Returning to the story, the tuxedo-clad Morse goes to an alfresco classical music recital, where, after having his pocket picked, a curious posh chap called Ludo (Ryan Gage) comes to his rescue. Ludo claims to have been at Oxford at the same time as Morse, but doesn’t give much away about where he’s from and what he does. “I prefer to say I’m a man of the world,” he tells Morse as they bond over dinner in a dimly lit restaurant.
Still, something seems off with the smooth-as-butter Ludo. He pays Morse an unexpected visit later, and they drink wine and talk records. (Slash fiction writers could have a field day with these two!) But he seems unusually captivated by crime scene photos the detective has lying around, although he says it’s because they remind him of the body of a girl he once found.
While Morse enjoys his new friendship, Thursday tries to bring some joy into his own life with a couple of birds. No, not a pair of attractive young women, but two actual canaries that he hopes will keep the demons at bay.
But there’s another death he has to deal with. Naomi is found dead at the university, and the police wonder if the same person who killed Molly Andrews is responsible. They learn that she was conducting research into ESP, and dealing with professional jealousy and some deep-seated male chauvinism.
“On the whole, I think women are too emotional for the life scientific,” Professor Donald Blish (Angus Wright), who quarreled with her before her death, tells them. “They just get under your feet in the lab. If they’re not crying about who they do love, they’re crying about who doesn’t love them.” Oh boy! So much for the good old days!
Morse and Thursday manage to track down Jenny Tate (Holli Dempsey), a young woman who was working with Naomi and who claims she “saw” the New Year’s Eve killing. She knows that the killer took Molly’s necklace, information that wasn’t released to the public, but she can’t point them to a specific culprit. She does sense Morse’s sadness, but do you really need to be psychic to recognize that?
Anyway, Morse doesn’t need ESP to catch a murderer; he’s got a fountain pen! Specifically, the fountain pen found under Naomi’s body, which has a splayed nib (something that sounds dirty, but isn’t). He compares it to some things Blish signed off on and realizes from the way it writes, it’s his pen.
That conclusion comes just in time, because Blish, fearing that Jenny “saw” him struggle with Naomi, who plummeted over a stair railing to her death to get away from his sexual advances, tries to strangle Jenny with his tie when the police burst into his office.

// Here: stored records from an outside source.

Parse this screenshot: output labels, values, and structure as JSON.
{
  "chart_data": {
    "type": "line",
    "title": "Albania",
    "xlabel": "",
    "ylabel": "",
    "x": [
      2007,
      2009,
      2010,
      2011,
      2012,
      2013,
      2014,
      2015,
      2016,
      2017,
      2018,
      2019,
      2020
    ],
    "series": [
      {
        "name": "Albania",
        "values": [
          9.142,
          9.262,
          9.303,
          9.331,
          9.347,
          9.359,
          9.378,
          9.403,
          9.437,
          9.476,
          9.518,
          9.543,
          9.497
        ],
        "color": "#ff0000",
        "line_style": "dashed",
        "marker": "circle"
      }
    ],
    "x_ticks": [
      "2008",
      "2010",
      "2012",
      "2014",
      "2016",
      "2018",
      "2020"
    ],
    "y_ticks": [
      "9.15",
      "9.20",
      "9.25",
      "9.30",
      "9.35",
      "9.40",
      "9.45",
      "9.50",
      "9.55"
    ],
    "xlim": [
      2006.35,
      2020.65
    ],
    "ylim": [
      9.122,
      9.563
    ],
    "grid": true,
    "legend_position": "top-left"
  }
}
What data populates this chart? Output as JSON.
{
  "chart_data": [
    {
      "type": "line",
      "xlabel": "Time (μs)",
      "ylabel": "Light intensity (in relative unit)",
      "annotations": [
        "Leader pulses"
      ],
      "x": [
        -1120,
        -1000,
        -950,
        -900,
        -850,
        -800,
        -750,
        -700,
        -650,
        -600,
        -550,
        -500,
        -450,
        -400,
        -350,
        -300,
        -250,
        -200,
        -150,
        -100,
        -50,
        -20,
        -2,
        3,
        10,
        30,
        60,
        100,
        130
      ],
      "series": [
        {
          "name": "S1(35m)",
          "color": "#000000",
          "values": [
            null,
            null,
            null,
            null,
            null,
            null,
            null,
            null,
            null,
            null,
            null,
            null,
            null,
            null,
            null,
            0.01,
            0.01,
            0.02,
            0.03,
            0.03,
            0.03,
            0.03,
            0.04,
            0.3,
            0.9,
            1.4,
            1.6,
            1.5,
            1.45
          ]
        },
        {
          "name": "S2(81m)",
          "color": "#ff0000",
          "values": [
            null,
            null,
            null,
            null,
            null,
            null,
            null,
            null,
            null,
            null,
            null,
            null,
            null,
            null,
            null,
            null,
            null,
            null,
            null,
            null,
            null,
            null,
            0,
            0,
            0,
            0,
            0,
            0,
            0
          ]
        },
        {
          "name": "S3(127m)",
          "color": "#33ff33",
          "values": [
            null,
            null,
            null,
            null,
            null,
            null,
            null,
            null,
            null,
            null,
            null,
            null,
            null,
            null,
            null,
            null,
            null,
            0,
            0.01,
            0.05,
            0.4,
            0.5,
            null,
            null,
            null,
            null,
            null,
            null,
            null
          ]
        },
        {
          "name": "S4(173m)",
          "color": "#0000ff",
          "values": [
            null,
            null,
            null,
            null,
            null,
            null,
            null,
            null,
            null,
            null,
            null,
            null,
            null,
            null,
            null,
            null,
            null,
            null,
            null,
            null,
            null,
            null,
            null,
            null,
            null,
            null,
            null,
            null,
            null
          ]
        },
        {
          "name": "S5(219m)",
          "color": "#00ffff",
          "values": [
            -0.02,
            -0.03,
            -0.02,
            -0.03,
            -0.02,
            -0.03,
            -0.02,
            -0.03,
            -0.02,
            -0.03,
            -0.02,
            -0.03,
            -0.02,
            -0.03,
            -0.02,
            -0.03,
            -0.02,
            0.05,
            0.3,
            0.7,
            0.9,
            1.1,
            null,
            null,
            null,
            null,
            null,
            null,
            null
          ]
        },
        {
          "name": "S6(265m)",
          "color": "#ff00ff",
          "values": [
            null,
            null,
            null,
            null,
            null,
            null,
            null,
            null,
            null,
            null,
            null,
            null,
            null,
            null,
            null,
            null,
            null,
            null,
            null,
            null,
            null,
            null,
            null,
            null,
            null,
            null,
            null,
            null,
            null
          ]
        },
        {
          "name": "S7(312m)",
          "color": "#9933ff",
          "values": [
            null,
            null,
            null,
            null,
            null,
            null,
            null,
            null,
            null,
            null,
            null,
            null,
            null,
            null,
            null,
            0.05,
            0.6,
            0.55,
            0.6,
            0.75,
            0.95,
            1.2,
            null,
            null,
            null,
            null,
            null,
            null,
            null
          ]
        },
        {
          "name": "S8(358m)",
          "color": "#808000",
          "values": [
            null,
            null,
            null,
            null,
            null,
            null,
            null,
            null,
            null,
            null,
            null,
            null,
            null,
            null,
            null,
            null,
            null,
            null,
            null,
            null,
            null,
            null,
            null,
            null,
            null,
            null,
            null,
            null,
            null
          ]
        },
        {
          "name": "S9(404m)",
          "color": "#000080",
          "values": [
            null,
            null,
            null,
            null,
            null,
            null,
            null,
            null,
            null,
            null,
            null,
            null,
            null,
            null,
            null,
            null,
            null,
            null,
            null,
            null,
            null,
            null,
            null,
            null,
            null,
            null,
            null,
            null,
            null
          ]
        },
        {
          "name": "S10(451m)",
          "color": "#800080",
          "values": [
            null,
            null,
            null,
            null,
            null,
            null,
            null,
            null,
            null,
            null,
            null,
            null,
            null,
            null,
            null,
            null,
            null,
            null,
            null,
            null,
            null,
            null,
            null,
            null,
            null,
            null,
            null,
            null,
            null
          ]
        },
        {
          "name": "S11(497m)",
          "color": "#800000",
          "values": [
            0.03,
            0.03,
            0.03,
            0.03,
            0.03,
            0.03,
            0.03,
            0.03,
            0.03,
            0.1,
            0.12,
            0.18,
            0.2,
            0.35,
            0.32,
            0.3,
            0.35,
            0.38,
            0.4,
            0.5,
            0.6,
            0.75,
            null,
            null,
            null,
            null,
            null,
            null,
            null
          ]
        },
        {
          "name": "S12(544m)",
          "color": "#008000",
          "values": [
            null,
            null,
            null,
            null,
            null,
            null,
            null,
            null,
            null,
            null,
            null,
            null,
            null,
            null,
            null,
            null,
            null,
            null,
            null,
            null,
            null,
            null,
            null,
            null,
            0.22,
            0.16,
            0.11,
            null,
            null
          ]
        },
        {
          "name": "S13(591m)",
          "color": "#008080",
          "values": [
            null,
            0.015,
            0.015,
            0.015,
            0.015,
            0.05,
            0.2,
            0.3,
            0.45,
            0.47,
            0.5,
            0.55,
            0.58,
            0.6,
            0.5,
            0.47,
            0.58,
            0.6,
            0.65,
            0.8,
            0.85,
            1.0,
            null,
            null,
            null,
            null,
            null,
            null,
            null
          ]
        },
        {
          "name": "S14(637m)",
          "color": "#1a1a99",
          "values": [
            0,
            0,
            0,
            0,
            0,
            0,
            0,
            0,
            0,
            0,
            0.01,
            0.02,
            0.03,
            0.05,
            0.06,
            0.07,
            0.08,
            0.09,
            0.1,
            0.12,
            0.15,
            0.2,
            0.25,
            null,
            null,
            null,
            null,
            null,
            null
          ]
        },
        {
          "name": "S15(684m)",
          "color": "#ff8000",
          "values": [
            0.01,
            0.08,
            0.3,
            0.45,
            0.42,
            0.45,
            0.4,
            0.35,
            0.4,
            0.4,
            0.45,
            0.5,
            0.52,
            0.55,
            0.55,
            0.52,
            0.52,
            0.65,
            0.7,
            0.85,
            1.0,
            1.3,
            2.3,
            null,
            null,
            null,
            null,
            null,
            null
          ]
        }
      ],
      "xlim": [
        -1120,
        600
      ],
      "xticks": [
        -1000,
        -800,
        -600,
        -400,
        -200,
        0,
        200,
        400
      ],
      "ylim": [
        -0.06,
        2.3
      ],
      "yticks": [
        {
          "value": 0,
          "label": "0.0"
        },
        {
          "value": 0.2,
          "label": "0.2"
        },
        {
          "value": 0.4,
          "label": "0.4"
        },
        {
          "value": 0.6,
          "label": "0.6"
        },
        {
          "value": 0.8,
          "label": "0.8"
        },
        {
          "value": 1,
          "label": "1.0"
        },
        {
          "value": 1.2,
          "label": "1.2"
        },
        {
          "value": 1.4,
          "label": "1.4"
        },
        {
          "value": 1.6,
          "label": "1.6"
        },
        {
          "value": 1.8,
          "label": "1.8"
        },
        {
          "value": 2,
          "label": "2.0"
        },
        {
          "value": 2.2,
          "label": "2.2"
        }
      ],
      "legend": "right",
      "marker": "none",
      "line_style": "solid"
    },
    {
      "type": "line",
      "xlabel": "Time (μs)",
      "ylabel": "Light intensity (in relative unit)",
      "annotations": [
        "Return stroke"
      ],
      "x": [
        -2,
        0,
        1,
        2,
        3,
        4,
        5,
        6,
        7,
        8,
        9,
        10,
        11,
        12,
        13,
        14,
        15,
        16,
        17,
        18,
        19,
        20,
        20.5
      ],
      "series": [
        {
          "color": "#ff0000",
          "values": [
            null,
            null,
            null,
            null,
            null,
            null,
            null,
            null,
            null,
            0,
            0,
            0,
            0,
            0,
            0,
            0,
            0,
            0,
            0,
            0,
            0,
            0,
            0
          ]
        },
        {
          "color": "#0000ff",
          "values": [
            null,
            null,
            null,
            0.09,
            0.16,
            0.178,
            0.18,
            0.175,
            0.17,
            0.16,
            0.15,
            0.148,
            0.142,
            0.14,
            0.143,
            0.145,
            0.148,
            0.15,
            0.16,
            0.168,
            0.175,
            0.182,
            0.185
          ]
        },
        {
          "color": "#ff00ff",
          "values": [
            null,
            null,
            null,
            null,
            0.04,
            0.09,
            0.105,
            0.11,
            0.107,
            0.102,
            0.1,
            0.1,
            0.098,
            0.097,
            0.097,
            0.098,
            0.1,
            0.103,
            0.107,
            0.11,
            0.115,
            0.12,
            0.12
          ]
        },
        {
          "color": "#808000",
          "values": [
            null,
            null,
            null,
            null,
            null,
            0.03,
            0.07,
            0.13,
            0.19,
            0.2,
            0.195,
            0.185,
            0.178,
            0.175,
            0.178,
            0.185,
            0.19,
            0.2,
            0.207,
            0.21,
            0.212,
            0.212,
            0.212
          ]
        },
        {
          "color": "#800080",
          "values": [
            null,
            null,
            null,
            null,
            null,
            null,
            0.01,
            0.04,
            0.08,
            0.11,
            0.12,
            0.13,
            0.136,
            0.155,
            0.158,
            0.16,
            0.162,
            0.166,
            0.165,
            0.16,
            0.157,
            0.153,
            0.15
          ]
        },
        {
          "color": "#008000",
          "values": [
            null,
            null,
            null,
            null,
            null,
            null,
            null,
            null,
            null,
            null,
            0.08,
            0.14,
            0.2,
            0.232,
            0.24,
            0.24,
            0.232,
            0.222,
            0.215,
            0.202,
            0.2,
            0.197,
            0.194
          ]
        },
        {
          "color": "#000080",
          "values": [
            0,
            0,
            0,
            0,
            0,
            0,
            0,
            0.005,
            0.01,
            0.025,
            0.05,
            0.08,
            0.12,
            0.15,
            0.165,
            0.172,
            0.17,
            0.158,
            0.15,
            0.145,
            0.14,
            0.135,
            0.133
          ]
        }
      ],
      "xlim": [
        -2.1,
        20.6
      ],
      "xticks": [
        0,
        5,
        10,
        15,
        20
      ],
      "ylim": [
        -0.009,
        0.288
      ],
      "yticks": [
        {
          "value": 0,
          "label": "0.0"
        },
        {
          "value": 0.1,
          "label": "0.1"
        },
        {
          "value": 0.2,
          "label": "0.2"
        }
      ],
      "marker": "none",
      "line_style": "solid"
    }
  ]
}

He later confesses to Naomi’s death, but not Molly’s, though the police charge him with both killings.
Now there’s a tentative truce between Morse and Thursday, who admits he was wrong about the towpath killer, but Morse turns down his offer of a drink to go to a party at Ludo’s grand estate, where he sees a familiar face: Violetta, his Venice lover from New Year’s.
They lock eyes, then Ludo is by her side with one of the biggest shockers of the episode. “Morse, come and meet my wife,” he says.
The biggest shocker comes in the next scene, after dark on the towpath. There’s another murder, this time it’s a man who had been pleasuring himself. Morse and Thursday already have another case on their hands, or maybe it’s just a continuation of one they thought they’d closed.